How to create `DataFrame` from using NamedTuple keys as column names

I have a function that returns a NamedTuple with 7 entries. The names are obviously Symbols and the entries are Int64. As this function is run many times, I would like to store the returned data as rows in a DataFrame, but I am having trouble creating a DataFrame to begin with.

Here is a MWE

  using DataFrames
    ntd = (A = 2, B = 3, C = 4)   
    DataFrame(keys(ntd)) ## OR
    DataFrame(String.(keys(ntd)))

which results in error
ERROR: ArgumentError: 'NTuple{7,Symbol}' iterates 'Symbol' values, which don't satisfy the Tables.jl Row-iterator interface

I know this I can manually construct the DataFrame by typing in my column names but is there a way to do this programtically?

Should’ve searched Google some more. I found the answer.

dfnames = [keys(nt)...]
DataFrame([Int64 for i = 1:7], dfnames, 0)

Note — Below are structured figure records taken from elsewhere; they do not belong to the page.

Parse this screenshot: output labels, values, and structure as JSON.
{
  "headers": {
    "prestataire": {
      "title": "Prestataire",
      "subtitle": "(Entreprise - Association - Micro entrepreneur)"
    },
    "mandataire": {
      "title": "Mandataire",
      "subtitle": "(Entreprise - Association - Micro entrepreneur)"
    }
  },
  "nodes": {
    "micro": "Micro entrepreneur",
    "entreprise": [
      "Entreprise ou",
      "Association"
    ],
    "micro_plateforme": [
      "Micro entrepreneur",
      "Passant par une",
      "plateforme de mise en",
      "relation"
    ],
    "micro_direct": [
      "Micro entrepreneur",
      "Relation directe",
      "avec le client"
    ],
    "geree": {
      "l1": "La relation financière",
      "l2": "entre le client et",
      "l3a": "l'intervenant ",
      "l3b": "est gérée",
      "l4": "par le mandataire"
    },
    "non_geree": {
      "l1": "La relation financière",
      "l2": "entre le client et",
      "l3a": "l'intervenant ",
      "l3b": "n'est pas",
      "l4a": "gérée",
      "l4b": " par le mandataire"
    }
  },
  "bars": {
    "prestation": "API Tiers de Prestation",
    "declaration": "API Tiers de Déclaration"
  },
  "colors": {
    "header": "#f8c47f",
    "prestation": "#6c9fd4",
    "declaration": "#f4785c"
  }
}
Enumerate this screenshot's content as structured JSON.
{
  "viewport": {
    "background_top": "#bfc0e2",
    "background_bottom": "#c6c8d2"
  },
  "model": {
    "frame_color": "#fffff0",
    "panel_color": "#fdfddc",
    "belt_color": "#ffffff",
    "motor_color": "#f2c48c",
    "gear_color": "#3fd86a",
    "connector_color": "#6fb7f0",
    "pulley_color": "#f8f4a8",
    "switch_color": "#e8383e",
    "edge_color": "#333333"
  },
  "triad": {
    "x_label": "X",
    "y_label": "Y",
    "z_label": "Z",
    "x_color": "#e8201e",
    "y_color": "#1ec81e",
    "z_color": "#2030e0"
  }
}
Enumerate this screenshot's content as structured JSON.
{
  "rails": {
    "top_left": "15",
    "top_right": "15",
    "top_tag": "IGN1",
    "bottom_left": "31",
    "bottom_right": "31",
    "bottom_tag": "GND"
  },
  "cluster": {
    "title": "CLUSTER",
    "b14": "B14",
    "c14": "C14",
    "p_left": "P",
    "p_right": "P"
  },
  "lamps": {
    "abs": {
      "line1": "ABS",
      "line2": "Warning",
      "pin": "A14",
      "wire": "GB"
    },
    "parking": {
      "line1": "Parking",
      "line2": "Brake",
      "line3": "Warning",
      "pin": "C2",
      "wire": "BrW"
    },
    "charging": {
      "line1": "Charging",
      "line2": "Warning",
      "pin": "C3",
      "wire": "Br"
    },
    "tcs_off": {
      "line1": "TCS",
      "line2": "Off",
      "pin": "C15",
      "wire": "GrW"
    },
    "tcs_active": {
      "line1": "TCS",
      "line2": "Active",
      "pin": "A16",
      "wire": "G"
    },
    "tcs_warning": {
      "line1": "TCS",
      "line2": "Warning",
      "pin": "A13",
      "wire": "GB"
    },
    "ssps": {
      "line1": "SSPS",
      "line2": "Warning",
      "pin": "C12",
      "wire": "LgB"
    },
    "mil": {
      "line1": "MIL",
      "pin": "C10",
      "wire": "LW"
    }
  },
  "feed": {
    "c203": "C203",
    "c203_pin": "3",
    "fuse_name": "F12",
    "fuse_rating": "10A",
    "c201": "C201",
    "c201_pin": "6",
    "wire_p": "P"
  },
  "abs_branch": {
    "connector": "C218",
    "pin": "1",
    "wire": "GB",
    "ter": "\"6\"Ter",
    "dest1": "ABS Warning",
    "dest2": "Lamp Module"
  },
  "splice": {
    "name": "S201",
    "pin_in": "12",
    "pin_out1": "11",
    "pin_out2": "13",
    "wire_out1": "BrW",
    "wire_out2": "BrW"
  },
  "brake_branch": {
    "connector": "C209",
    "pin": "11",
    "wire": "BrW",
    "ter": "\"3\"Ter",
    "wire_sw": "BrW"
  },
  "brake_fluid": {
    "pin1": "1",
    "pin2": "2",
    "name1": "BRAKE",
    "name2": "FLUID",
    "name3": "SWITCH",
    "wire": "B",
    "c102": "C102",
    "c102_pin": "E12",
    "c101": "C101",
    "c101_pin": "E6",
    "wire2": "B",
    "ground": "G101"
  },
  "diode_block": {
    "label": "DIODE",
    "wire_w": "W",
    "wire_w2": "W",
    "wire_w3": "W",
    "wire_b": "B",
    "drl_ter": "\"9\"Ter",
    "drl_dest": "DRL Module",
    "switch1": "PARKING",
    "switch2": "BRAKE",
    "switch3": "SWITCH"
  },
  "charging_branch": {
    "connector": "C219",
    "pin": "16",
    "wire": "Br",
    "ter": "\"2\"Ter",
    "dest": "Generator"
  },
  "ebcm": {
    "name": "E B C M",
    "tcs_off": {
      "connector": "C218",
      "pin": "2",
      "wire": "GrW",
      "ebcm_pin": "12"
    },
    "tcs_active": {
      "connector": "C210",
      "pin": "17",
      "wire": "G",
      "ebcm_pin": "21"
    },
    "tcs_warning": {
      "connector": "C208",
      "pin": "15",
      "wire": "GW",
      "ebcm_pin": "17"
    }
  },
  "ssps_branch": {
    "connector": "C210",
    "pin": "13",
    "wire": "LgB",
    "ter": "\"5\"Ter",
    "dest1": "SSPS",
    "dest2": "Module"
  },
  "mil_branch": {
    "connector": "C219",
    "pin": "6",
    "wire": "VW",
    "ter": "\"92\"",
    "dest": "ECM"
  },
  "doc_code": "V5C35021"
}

where nt is my NamedTuple.

Even easiert: DataFrame([ntd]).

2 Likes

You do not have to initialize a DataFrame with columns in this case. You can push! a NamedTuple even to a DataFrame without columns. E.g.

df = DataFrame()
push!(df, (a=1,b=2))
push!(df, (a=3,b=4))

just works.

The only case when you would need this is when you expect values of heterogeneous types in columns (in which case a NamedTuple will have an overly narrow type the first time you push! it to a DataFrame). In this case you can use a constructor expecting a vector of types and a vector of column names, e.g. ataFrame([Int, Float64], [:a, :b]).

2 Likes

Thanks. Infact, the columns are heterogeneous in data so just constructing an empty DataFrame didn’t work for me.